Но что за магия может лишить человека всего, кроме имени? И, главное, зачем?

Ведь гораздо проще убить неугодного, нежели превращать его в тень самого себя. Разве что ради мести. Разве что в наказание.

Ему не нравились обе мысли.

— Я дам тебе питье, которое поможет прийти в себя, — сказала Элейла позади, возвращаясь к роли целительницы. Айон услышал, как скрипнула крышка сундука, когда сестра ее подняла. — И одежду... если найду подходящую.

— Ты голодна? — спросил он, отступив и убирая кинжал в ножны на поясе, а опасения — вглубь разума, чтобы потом, в одиночестве, вернуться к ним и обдумать. — Моя сестра позаботится о тебе, а позже, вечером, ты должна будешь встретиться со мной и рассказать все, что вспомнишь... если вспомнишь.

— Я бы поела, да, — тихо сказала Тианар, открывая глаза. Отняла от висков руки и посмотрела на ладони, будто надеялась прочитать на них какую-то подсказку. — Мои руки не выглядят так, будто знали тяжелую работу. Но я все еще могу оказаться кем угодно от дочери правителя города до последней шлюхи при караване. Или даже преступницей.

Голос ее дрогнул.

‍​‌‌​​‌‌‌​​‌​‌‌​‌​​​‌​‌‌‌​‌‌​​​‌‌​​‌‌​‌​‌​​​‌​‌‌‍

— Может, меня прокляли в наказание, и оттого я теперь не помню ничего, кроме своего имени? Может, эта метка на ладони — знак проклятья?

— Это не проклятье, не пугайся. Колесо — метка богини Хазафир, да овеет ее милость всех живущих и умерших, — проговорила Элейла, становясь рядом с Айоном с чашей, наполненной мелко измельченными травами, в руках. — Так она отмечает танцовщиц, помогающих заклинателям отгонять драконов.

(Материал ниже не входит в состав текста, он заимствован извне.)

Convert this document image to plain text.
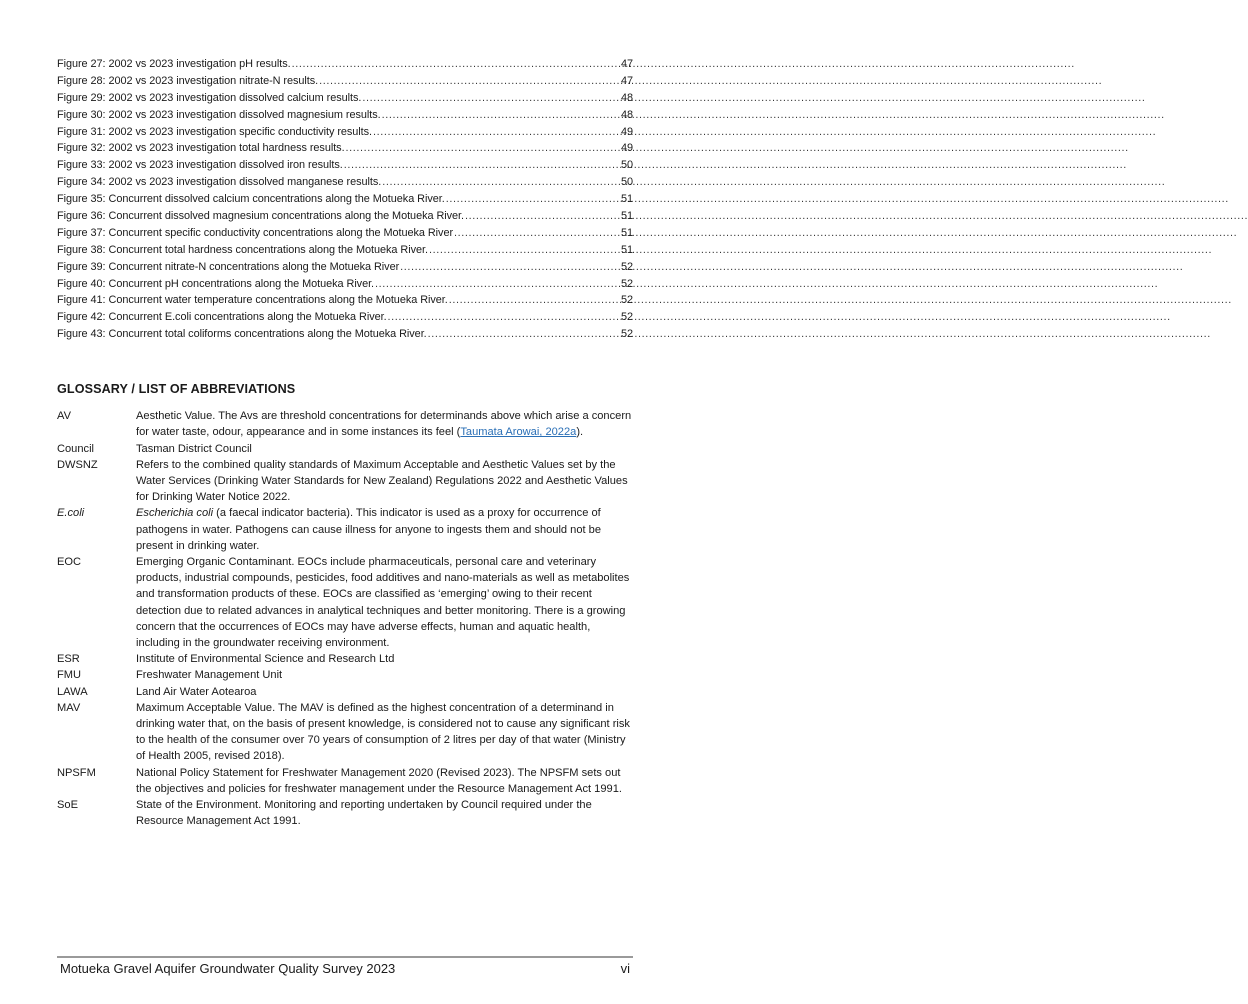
Figure 27: 2002 vs 2023 investigation pH results. .....	47
Figure 28: 2002 vs 2023 investigation nitrate-N results. .....	47
Figure 29: 2002 vs 2023 investigation dissolved calcium results. .....	48
Figure 30: 2002 vs 2023 investigation dissolved magnesium results. .....	48
Figure 31: 2002 vs 2023 investigation specific conductivity results. .....	49
Figure 32: 2002 vs 2023 investigation total hardness results. .....	49
Figure 33: 2002 vs 2023 investigation dissolved iron results. .....	50
Figure 34: 2002 vs 2023 investigation dissolved manganese results. .....	50
Figure 35: Concurrent dissolved calcium concentrations along the Motueka River. .....	51
Figure 36: Concurrent dissolved magnesium concentrations along the Motueka River. .....	51
Figure 37: Concurrent specific conductivity concentrations along the Motueka River .....	51
Figure 38: Concurrent total hardness concentrations along the Motueka River. .....	51
Figure 39: Concurrent nitrate-N concentrations along the Motueka River .....	52
Figure 40: Concurrent pH concentrations along the Motueka River. .....	52
Figure 41: Concurrent water temperature concentrations along the Motueka River. .....	52
Figure 42: Concurrent E.coli concentrations along the Motueka River. .....	52
Figure 43: Concurrent total coliforms concentrations along the Motueka River. .....	52
GLOSSARY / LIST OF ABBREVIATIONS
AV	Aesthetic Value. The Avs are threshold concentrations for determinands above which arise a concern for water taste, odour, appearance and in some instances its feel (Taumata Arowai, 2022a).
Council	Tasman District Council
DWSNZ	Refers to the combined quality standards of Maximum Acceptable and Aesthetic Values set by the Water Services (Drinking Water Standards for New Zealand) Regulations 2022 and Aesthetic Values for Drinking Water Notice 2022.
E.coli	Escherichia coli (a faecal indicator bacteria). This indicator is used as a proxy for occurrence of pathogens in water. Pathogens can cause illness for anyone to ingests them and should not be present in drinking water.
EOC	Emerging Organic Contaminant. EOCs include pharmaceuticals, personal care and veterinary products, industrial compounds, pesticides, food additives and nano-materials as well as metabolites and transformation products of these. EOCs are classified as ‘emerging’ owing to their recent detection due to related advances in analytical techniques and better monitoring. There is a growing concern that the occurrences of EOCs may have adverse effects, human and aquatic health, including in the groundwater receiving environment.
ESR	Institute of Environmental Science and Research Ltd
FMU	Freshwater Management Unit
LAWA	Land Air Water Aotearoa
MAV	Maximum Acceptable Value. The MAV is defined as the highest concentration of a determinand in drinking water that, on the basis of present knowledge, is considered not to cause any significant risk to the health of the consumer over 70 years of consumption of 2 litres per day of that water (Ministry of Health 2005, revised 2018).
NPSFM	National Policy Statement for Freshwater Management 2020 (Revised 2023). The NPSFM sets out the objectives and policies for freshwater management under the Resource Management Act 1991.
SoE	State of the Environment. Monitoring and reporting undertaken by Council required under the Resource Management Act 1991.
Motueka Gravel Aquifer Groundwater Quality Survey 2023	vi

— Ты помнишь что-нибудь об этом? — спросил он, и голос прозвучал чуть резче, чем хотелось бы, потому как неожиданным и сильным оказалось желание привлечь акамаль-мэрран к себе и утешить. Хазафир великая, эта чужая женщина сказала два слова, а он уже готов схватить ее в объятья. — Ты умеешь танцевать?

Тианар зажмурилась, нахмурила брови, сжала зубы... Спустя пару мгновений беспомощный стон сорвался с ее губ.

— Не помню.

— А рассказывать истории? Ты никогда не записывала свои истории на свитках?

И снова горестное восклицание:

— Я не помню!

— Когда ты немного придешь в себя, мы отведем тебя в Зал танцев при храме, — вмешалась Элейла, бросив на брата осуждающий взгляд. — Быть может, когда ты увидишь его стены и услышишь мелодию, ты что-то вспомнишь.

— Я останусь здесь? — В голосе Тианар звучала неуверенность.

— Да. — Айон предупреждающе посмотрел на сестру, когда она открыла было рот, чтобы что-то добавить. — Элейла выделит тебе комнату в своих покоях.

— Гёнхарре пора возвращаться к своим делам, но я буду с тобой, — кивнула Элейла. — Я помогу тебе освоиться.